In an effort to cool inflation the Federal Reserve has launched its largest interest rate increase since 1994 and indicated it is doing so in order to tame price hikes and bring down the cost of gas and food. There are plans to apply further ongoing increases as appropriate. The Fed issued a statement pointing to the invasion of Ukraine by Russia as a tremendous human and economic hardship that is affecting the economy and contributing to rate hikes.
The average 30-year, fixed-rate mortgage rate spiked by 55 basis points from 5.23% to 5.78% for the week ending Thursday, June 16, 2022, according to the latest figures released by Freddie Mac.
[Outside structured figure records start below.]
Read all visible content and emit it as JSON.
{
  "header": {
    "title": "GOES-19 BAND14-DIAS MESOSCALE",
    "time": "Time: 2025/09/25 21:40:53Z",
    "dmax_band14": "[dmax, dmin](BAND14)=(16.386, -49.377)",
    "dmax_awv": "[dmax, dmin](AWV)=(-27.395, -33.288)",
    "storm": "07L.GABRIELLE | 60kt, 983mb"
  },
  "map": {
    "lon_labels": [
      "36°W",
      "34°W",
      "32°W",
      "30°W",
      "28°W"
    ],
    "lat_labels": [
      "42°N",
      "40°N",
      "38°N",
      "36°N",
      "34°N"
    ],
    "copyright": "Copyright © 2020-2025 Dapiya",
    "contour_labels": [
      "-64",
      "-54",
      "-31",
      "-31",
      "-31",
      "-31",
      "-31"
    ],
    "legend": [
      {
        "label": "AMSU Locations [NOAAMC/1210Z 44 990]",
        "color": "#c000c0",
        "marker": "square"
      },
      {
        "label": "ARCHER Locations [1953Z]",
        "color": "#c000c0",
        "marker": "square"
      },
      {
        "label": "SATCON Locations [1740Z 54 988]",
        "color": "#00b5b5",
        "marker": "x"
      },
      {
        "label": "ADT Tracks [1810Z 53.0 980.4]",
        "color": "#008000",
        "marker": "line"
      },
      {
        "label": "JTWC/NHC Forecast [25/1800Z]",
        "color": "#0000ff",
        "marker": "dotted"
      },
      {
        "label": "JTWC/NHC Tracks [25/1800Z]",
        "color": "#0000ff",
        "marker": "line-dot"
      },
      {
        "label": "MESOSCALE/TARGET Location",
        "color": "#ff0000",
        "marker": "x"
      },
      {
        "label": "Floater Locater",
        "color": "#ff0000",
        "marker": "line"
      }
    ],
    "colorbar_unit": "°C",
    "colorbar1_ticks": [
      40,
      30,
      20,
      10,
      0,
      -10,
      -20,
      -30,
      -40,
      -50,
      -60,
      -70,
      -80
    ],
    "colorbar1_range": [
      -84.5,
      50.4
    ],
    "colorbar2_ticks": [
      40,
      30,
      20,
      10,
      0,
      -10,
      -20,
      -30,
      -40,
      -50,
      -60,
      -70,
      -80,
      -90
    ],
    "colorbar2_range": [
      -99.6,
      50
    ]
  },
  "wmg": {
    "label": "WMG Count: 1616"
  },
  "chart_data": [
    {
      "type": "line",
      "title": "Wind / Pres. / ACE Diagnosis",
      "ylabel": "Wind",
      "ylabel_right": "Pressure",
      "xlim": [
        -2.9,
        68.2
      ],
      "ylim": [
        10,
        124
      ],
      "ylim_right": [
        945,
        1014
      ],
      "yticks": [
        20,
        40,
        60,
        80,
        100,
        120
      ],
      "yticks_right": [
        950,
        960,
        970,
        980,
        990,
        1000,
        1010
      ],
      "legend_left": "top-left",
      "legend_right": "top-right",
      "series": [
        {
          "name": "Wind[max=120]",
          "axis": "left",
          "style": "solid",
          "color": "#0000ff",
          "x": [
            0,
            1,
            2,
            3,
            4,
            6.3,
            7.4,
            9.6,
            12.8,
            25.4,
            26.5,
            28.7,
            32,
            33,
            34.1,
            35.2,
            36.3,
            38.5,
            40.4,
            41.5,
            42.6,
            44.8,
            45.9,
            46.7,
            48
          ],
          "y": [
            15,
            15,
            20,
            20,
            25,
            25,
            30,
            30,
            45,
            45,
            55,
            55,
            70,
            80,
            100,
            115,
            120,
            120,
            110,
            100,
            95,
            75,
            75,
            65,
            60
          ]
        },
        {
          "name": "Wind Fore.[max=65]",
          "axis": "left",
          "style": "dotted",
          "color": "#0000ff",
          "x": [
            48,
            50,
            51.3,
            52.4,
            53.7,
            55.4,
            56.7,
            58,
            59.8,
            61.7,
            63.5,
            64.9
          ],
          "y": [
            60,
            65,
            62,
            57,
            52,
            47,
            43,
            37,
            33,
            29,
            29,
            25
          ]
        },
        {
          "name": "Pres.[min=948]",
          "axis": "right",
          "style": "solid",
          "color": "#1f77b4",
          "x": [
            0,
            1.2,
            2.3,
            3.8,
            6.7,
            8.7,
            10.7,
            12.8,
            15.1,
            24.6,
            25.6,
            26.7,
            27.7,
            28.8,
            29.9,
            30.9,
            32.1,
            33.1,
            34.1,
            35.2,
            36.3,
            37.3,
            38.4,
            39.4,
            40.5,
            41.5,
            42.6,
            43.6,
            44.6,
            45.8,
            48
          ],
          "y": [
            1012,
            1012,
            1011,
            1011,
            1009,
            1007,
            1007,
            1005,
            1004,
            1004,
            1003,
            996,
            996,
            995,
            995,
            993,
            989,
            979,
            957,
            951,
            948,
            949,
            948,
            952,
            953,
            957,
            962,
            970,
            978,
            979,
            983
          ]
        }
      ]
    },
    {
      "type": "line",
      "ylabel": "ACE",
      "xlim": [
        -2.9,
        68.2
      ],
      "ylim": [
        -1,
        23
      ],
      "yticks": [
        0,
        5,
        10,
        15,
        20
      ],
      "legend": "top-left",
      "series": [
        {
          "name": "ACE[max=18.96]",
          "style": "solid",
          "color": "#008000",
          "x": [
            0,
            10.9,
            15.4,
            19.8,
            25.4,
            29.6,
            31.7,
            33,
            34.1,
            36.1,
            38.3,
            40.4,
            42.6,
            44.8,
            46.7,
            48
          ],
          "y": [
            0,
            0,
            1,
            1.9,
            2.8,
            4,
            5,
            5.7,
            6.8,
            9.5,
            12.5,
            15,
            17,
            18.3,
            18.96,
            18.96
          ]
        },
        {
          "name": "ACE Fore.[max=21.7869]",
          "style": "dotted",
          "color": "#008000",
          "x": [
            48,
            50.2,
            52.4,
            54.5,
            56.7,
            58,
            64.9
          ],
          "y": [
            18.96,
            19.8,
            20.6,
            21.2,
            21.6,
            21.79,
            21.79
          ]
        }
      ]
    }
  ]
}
For perspective one economist said a $300,000, 30-year, fixed-rate mortgage with a rate of 5.23% would normally cost a borrower about $1,653 a month, excluding other costs like taxes and insurance. At today’s new average rate of 5.78% that same loan would cost a borrower $1,756 which equates to $1,236 a year and $37,080 over the lifetime of the loan.
the rate increase could be an over correction by the lenders, and could possibly fall over the coming weeks as lenders adjust to the current high-inflation environment.
Keep in mind that believe it or not, rising rates isn’t all bad news. Less demand for housing could help alleviate the housing supply issues we’ve seen nationwide. We don’t expect housing prices to come down drastically but with increased supply there should be a slow down to home price growth giving home buyers more housing options.